Chances are good that the U.S. stock market will be a disappointment over the next five years.

Here’s why: Shrinking profit margins will almost surely cause stock investors pain. Even under optimistic assumptions, it’s hard to see how those lower margins will allow the stock market to produce annualized returns from until now 2020 higher than in the low single-digits. Under more realistic assumptions, the market will do much worse.

This depressing picture derives from an under-appreciated statistic imbedded in last week’s revision of fourth-quarter GDP. I say “under-appreciated” because most of Wall Street focused on the cheery headline number in the government’s report — an upward revision of GDP growth in the last three months of 2015 from 1.0% to 1.4%.

But the report also showed that corporate profit margins — profits as a percentage of GDP — experienced one of their largest quarterly declines in years. That percentage is now 2.2 percentage points lower than where it stood in the first quarter of 2012 (see the chart at the top of this column).

That may not seem like a big deal, but it is. For every 1% drop in profit margins, for instance, corporate sales have to grow 1% faster in order for companies merely to maintain their previous earnings per share.

But the true picture is worse. Notice from the above chart that profit margins are in a distinct downtrend that is likely to last a lot longer. Almost without exception over the last seven decades, a decline of the magnitude already experienced took margins below where we stand currently.

The accompanying table reports the stock market’s annualized return over the next five years under various profit margin scenarios. My calculations assume that corporate sales per share will continue to grow at the same rate they have since 2009 (3.9% annualized) and the S&P 500’s SPX, +0.05% price/earnings ratio remains constant.

If corporate profit margins…
  • Stay where they are now 3.9%
  • Decline to their historical average 1.7%
  • Overshoot the average and fall to where they stood at the trough of past profit-margin decline -5.6%

Is it possible for the U.S. market to do better? Of course, but the odds are quite low. The three, and only three, ways for equities to beat the odds are:

1. P/E expansion:

If price/earnings ratios widen, of course, then the market can rise even in the face of declining profits. But the S&P 500’s current P/E ratio is already 46% higher than the average since 1871, according to data from Yale University’s Robert Shiller.

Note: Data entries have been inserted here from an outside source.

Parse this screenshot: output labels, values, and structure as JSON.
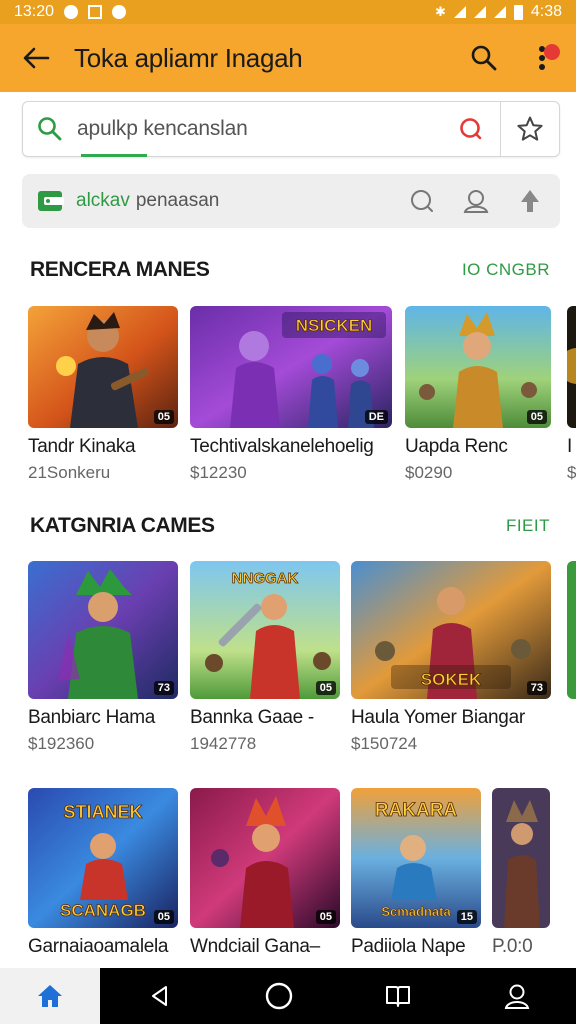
{
  "status_bar": {
    "time": "13:20",
    "clock": "4:38"
  },
  "app_bar": {
    "title": "Toka apliamr Inagah"
  },
  "search": {
    "text": "apulkp kencanslan"
  },
  "filter": {
    "accent": "alckav",
    "text": "penaasan"
  },
  "sections": [
    {
      "title": "RENCERA MANES",
      "link": "IO CNGBR",
      "cards": [
        {
          "name": "Tandr Kinaka",
          "price": "21Sonkeru",
          "badge": "05"
        },
        {
          "name": "Techtivalskanelehoelig",
          "price": "$12230",
          "badge": "DE",
          "art_text": "NSICKEN"
        },
        {
          "name": "Uapda Renc",
          "price": "$0290",
          "badge": "05"
        },
        {
          "name": "I",
          "price": "$"
        }
      ]
    },
    {
      "title": "KATGNRIA CAMES",
      "link": "FIEIT",
      "cards": [
        {
          "name": "Banbiarc Hama",
          "price": "$192360",
          "badge": "73"
        },
        {
          "name": "Bannka Gaae -",
          "price": "1942778",
          "badge": "05",
          "art_text": "NNGGAK"
        },
        {
          "name": "Haula Yomer Biangar",
          "price": "$150724",
          "badge": "73",
          "art_text": "SOKEK"
        }
      ]
    },
    {
      "cards": [
        {
          "name": "Garnaiaoamalela",
          "price": "",
          "badge": "05",
          "art_text": "SCANAGB",
          "art_text_top": "STIANEK"
        },
        {
          "name": "Wndciail Gana–",
          "price": "",
          "badge": "05"
        },
        {
          "name": "Padiiola Nape",
          "price": "",
          "badge": "15",
          "art_text": "Scmadnata",
          "art_text_top": "RAKARA"
        },
        {
          "name": "P.0:0",
          "price": ""
        }
      ]
    }
  ],
  "colors": {
    "app_bar": "#f6a62c",
    "status_bar": "#e8a01e",
    "accent_green": "#2e9b44",
    "nav_bg": "#000000"
  }
}
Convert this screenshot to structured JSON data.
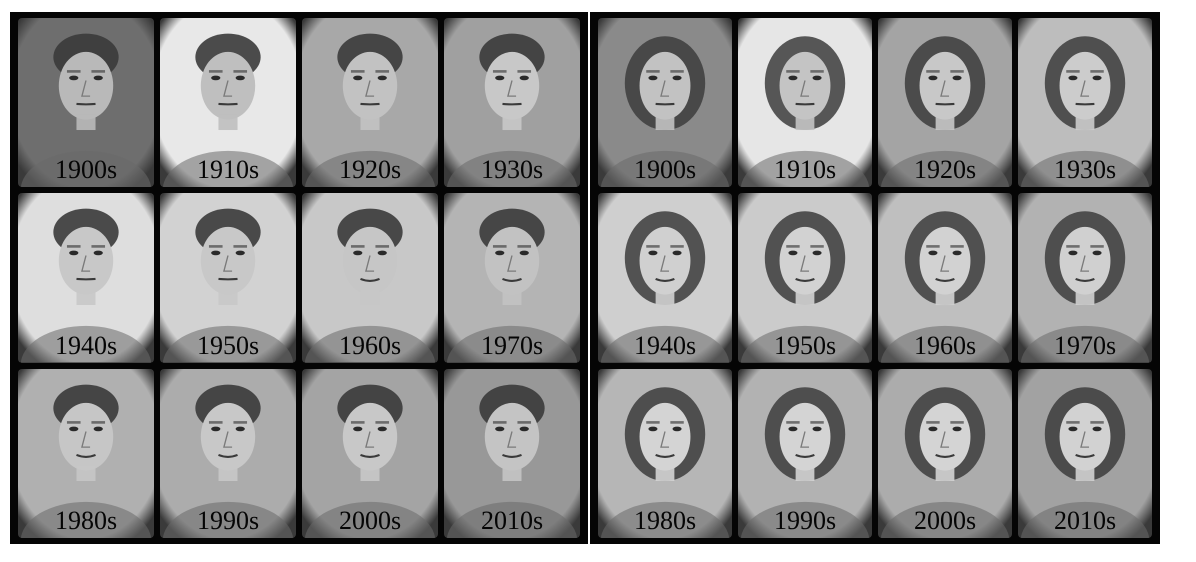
{
  "panels": [
    {
      "id": "men",
      "cells": [
        {
          "decade": "1900s",
          "tone": "#6e6e6e",
          "face": "#b9b9b9"
        },
        {
          "decade": "1910s",
          "tone": "#e8e8e8",
          "face": "#bfbfbf"
        },
        {
          "decade": "1920s",
          "tone": "#a8a8a8",
          "face": "#c2c2c2"
        },
        {
          "decade": "1930s",
          "tone": "#a0a0a0",
          "face": "#c8c8c8"
        },
        {
          "decade": "1940s",
          "tone": "#dedede",
          "face": "#c8c8c8"
        },
        {
          "decade": "1950s",
          "tone": "#d2d2d2",
          "face": "#c8c8c8"
        },
        {
          "decade": "1960s",
          "tone": "#c8c8c8",
          "face": "#c6c6c6"
        },
        {
          "decade": "1970s",
          "tone": "#b4b4b4",
          "face": "#c2c2c2"
        },
        {
          "decade": "1980s",
          "tone": "#b0b0b0",
          "face": "#c6c6c6"
        },
        {
          "decade": "1990s",
          "tone": "#acacac",
          "face": "#c8c8c8"
        },
        {
          "decade": "2000s",
          "tone": "#a4a4a4",
          "face": "#c8c8c8"
        },
        {
          "decade": "2010s",
          "tone": "#989898",
          "face": "#c4c4c4"
        }
      ]
    },
    {
      "id": "women",
      "cells": [
        {
          "decade": "1900s",
          "tone": "#8a8a8a",
          "face": "#c2c2c2"
        },
        {
          "decade": "1910s",
          "tone": "#e6e6e6",
          "face": "#c4c4c4"
        },
        {
          "decade": "1920s",
          "tone": "#a4a4a4",
          "face": "#c8c8c8"
        },
        {
          "decade": "1930s",
          "tone": "#bdbdbd",
          "face": "#cccccc"
        },
        {
          "decade": "1940s",
          "tone": "#cfcfcf",
          "face": "#d0d0d0"
        },
        {
          "decade": "1950s",
          "tone": "#cbcbcb",
          "face": "#d2d2d2"
        },
        {
          "decade": "1960s",
          "tone": "#bfbfbf",
          "face": "#d2d2d2"
        },
        {
          "decade": "1970s",
          "tone": "#b2b2b2",
          "face": "#d0d0d0"
        },
        {
          "decade": "1980s",
          "tone": "#b6b6b6",
          "face": "#d4d4d4"
        },
        {
          "decade": "1990s",
          "tone": "#b2b2b2",
          "face": "#d4d4d4"
        },
        {
          "decade": "2000s",
          "tone": "#acacac",
          "face": "#d4d4d4"
        },
        {
          "decade": "2010s",
          "tone": "#a2a2a2",
          "face": "#d2d2d2"
        }
      ]
    }
  ]
}
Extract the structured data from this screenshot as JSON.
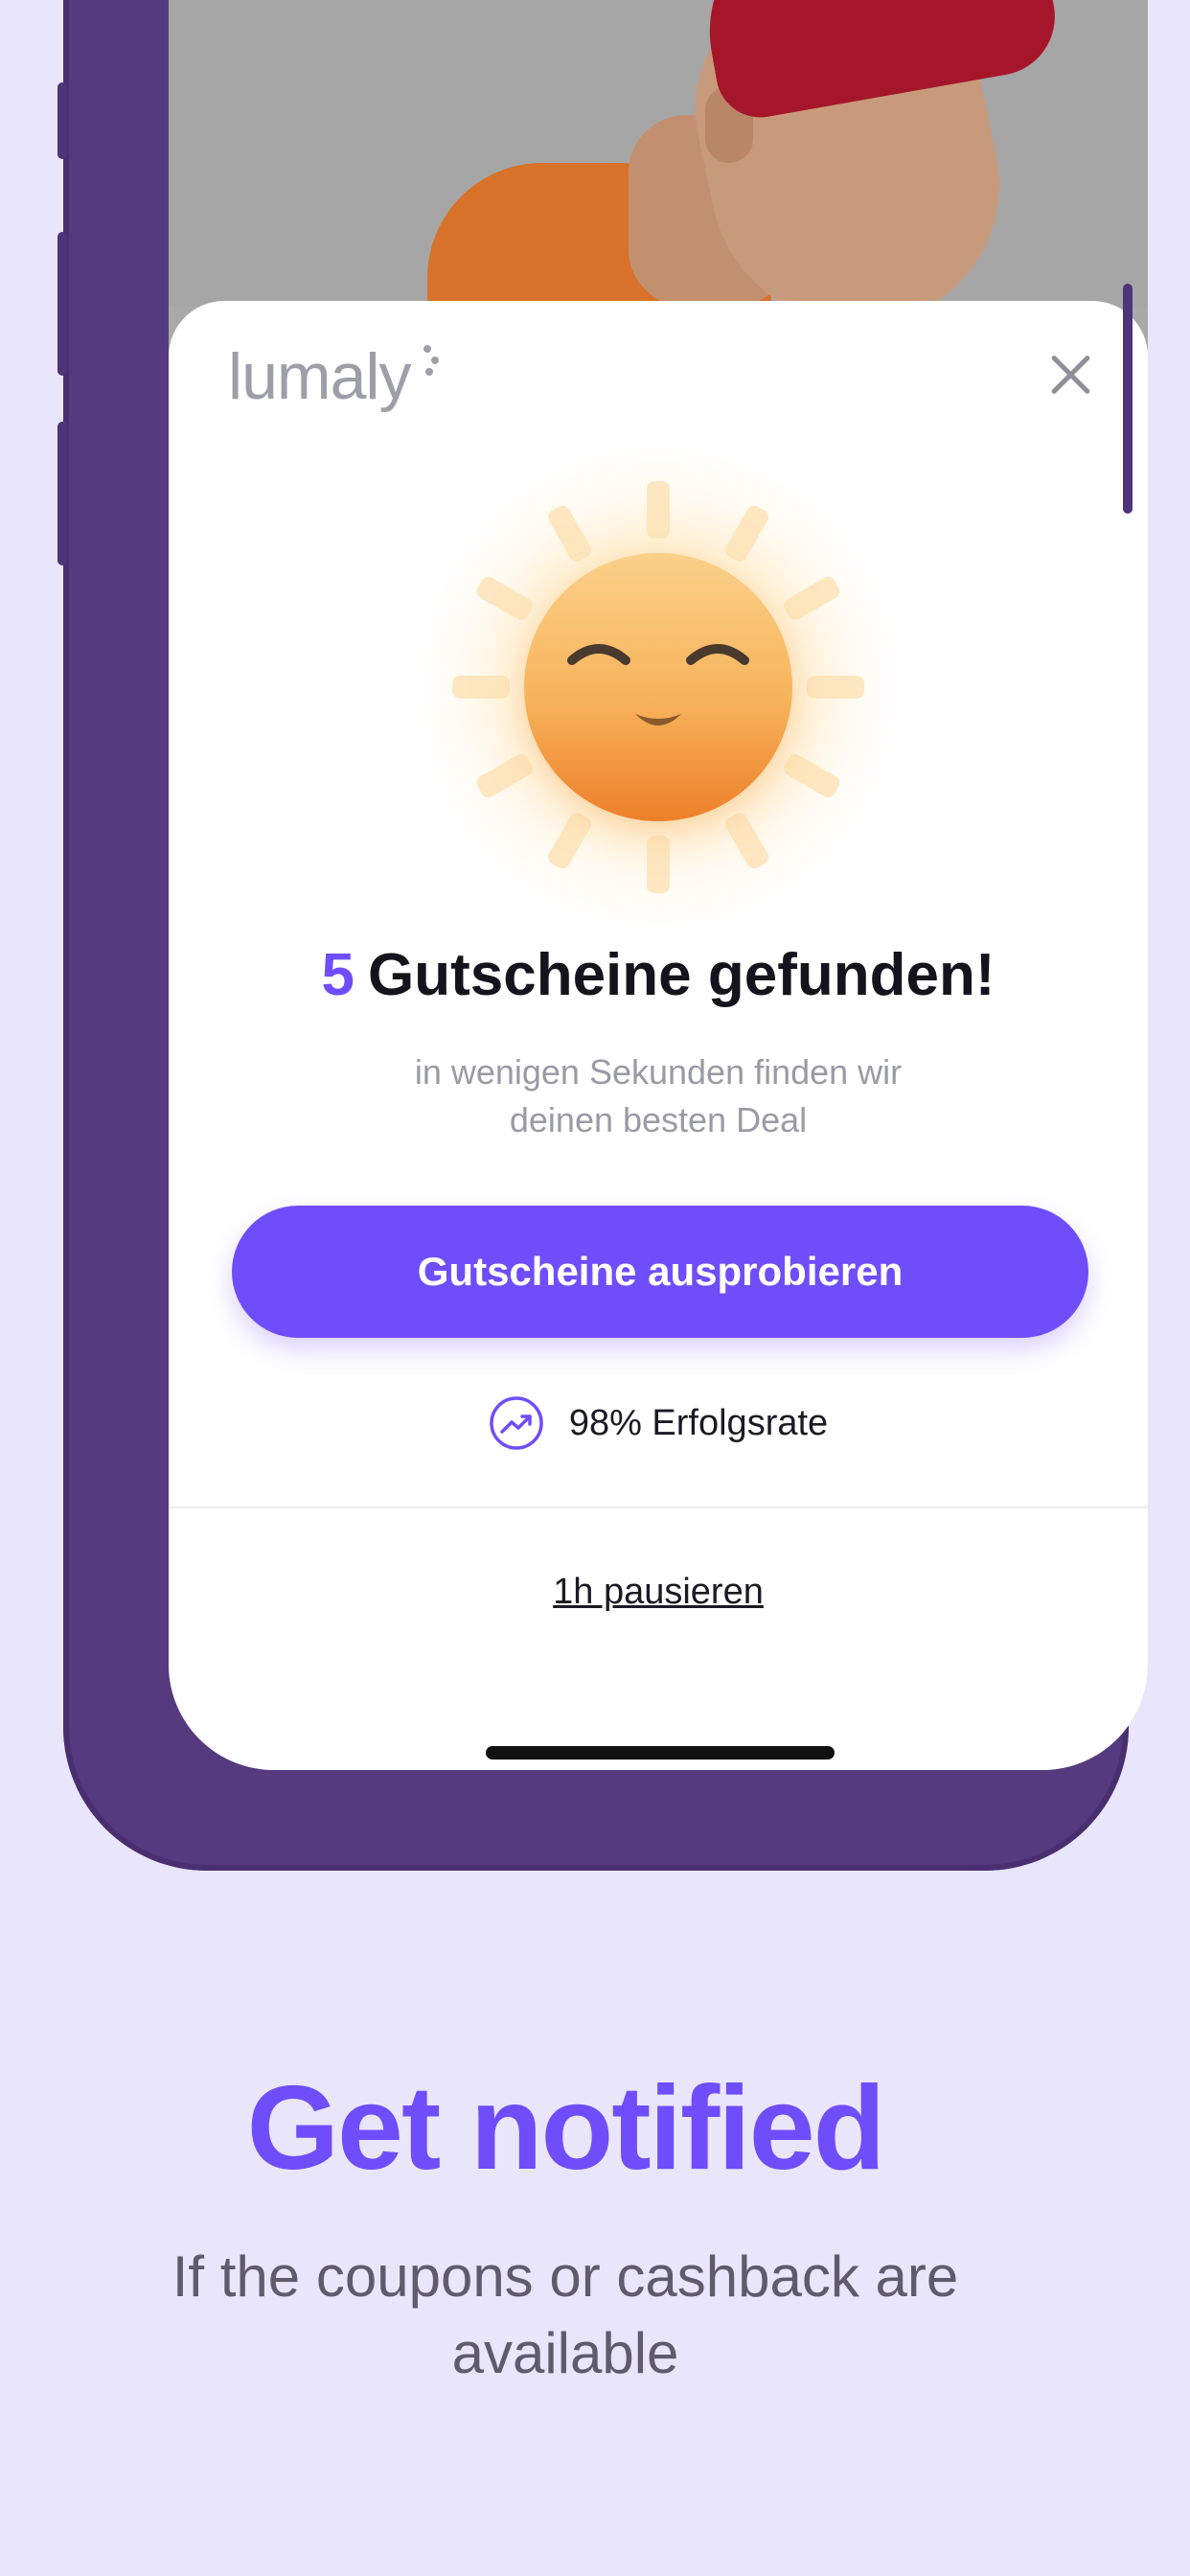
{
  "popup": {
    "logo": "lumaly",
    "coupon_count": "5",
    "title": "Gutscheine gefunden!",
    "subtitle_line1": "in wenigen Sekunden finden wir",
    "subtitle_line2": "deinen besten Deal",
    "cta_label": "Gutscheine ausprobieren",
    "success_rate": "98% Erfolgsrate",
    "pause_label": "1h pausieren"
  },
  "marketing": {
    "headline": "Get notified",
    "tagline_line1": "If the coupons or cashback are",
    "tagline_line2": "available"
  },
  "colors": {
    "accent": "#6f4dfb",
    "background": "#e9e6fc",
    "phone_frame": "#563a80"
  },
  "icons": [
    "close-icon",
    "sun-smiley-icon",
    "trending-up-icon"
  ]
}
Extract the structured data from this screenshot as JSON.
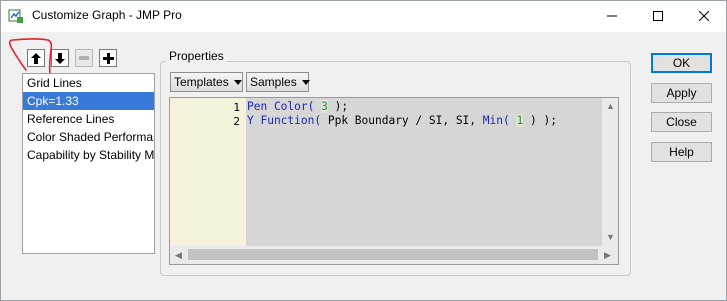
{
  "window": {
    "title": "Customize Graph - JMP Pro",
    "app_icon": "jmp-graph-icon",
    "controls": {
      "minimize": "minimize-icon",
      "maximize": "maximize-icon",
      "close": "close-icon"
    }
  },
  "toolbar": {
    "move_up": "arrow-up-icon",
    "move_down": "arrow-down-icon",
    "remove": "minus-icon",
    "add": "plus-icon"
  },
  "list": {
    "items": [
      {
        "label": "Grid Lines"
      },
      {
        "label": "Cpk=1.33",
        "selected": true
      },
      {
        "label": "Reference Lines"
      },
      {
        "label": "Color Shaded Performan"
      },
      {
        "label": "Capability by Stability M"
      }
    ]
  },
  "properties": {
    "group_label": "Properties",
    "templates_label": "Templates",
    "samples_label": "Samples",
    "script": {
      "line_numbers": [
        "1",
        "2"
      ],
      "line1": {
        "fn": "Pen Color(",
        "arg": "3",
        "rest": ");"
      },
      "line2": {
        "fn": "Y Function(",
        "mid": "Ppk Boundary / SI, SI,",
        "fn2": "Min(",
        "arg": "1",
        "rest": ") );"
      }
    }
  },
  "buttons": {
    "ok": "OK",
    "apply": "Apply",
    "close": "Close",
    "help": "Help"
  },
  "colors": {
    "accent": "#0078d7",
    "selection": "#3879d9",
    "annotation": "#e8202a",
    "keyword": "#1a28b8"
  }
}
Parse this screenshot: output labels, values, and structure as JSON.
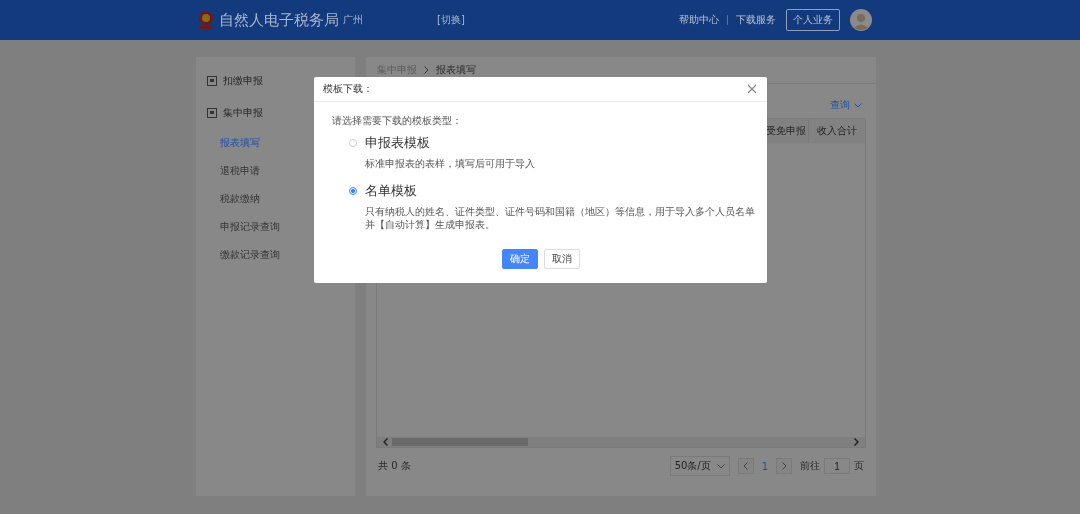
{
  "header": {
    "title": "自然人电子税务局",
    "region": "广州",
    "switch": "[切换]",
    "links": [
      "帮助中心",
      "下载服务"
    ],
    "account_button": "个人业务"
  },
  "sidebar": {
    "items": [
      {
        "kind": "group",
        "label": "扣缴申报",
        "expanded": false
      },
      {
        "kind": "group",
        "label": "集中申报",
        "expanded": true
      },
      {
        "kind": "sub",
        "label": "报表填写",
        "selected": true
      },
      {
        "kind": "sub",
        "label": "退税申请",
        "selected": false
      },
      {
        "kind": "sub",
        "label": "税款缴纳",
        "selected": false
      },
      {
        "kind": "sub",
        "label": "申报记录查询",
        "selected": false
      },
      {
        "kind": "sub",
        "label": "缴款记录查询",
        "selected": false
      }
    ]
  },
  "breadcrumb": [
    "集中申报",
    "报表填写"
  ],
  "query_link": "查询",
  "table": {
    "columns": [
      "受免申报",
      "收入合计"
    ]
  },
  "pagination": {
    "total": "共 0 条",
    "page_size": "50条/页",
    "current_page": "1",
    "goto_label": "前往",
    "goto_value": "1",
    "page_suffix": "页"
  },
  "dialog": {
    "title": "模板下载：",
    "prompt": "请选择需要下载的模板类型：",
    "options": [
      {
        "label": "申报表模板",
        "description": "标准申报表的表样，填写后可用于导入",
        "selected": false
      },
      {
        "label": "名单模板",
        "description": "只有纳税人的姓名、证件类型、证件号码和国籍（地区）等信息，用于导入多个人员名单并【自动计算】生成申报表。",
        "selected": true
      }
    ],
    "buttons": [
      {
        "kind": "primary",
        "label": "确定"
      },
      {
        "kind": "default",
        "label": "取消"
      }
    ]
  }
}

2. Accelerated growth in corporate sales:

If sales grow faster, needless to say, then a lower profit margin can still translate into decent earnings. But the accompanying projections assume that sales growth experienced since the bottom of the last recession will continue for at least five more years — which unrealistically assumes no recession between now and 2020.

3. Expanding profit margins:

Though it’s possible for profit margins to reverse their downtrend, it’s hard to see how. The two major factors cited for profit margin expansion earlier this decade were lower taxes and declining interest rates. I can’t imagine lower corporate rates emerging anytime soon from our paralyzed political system, and average interest rates over the last five years are almost surely going to be higher going forward.

The bottom line? Hold the champagne. Though the government’s upward revision of GDP growth looked positive on the surface, a deeper look at the data shows the stock market currently is on shaky ground.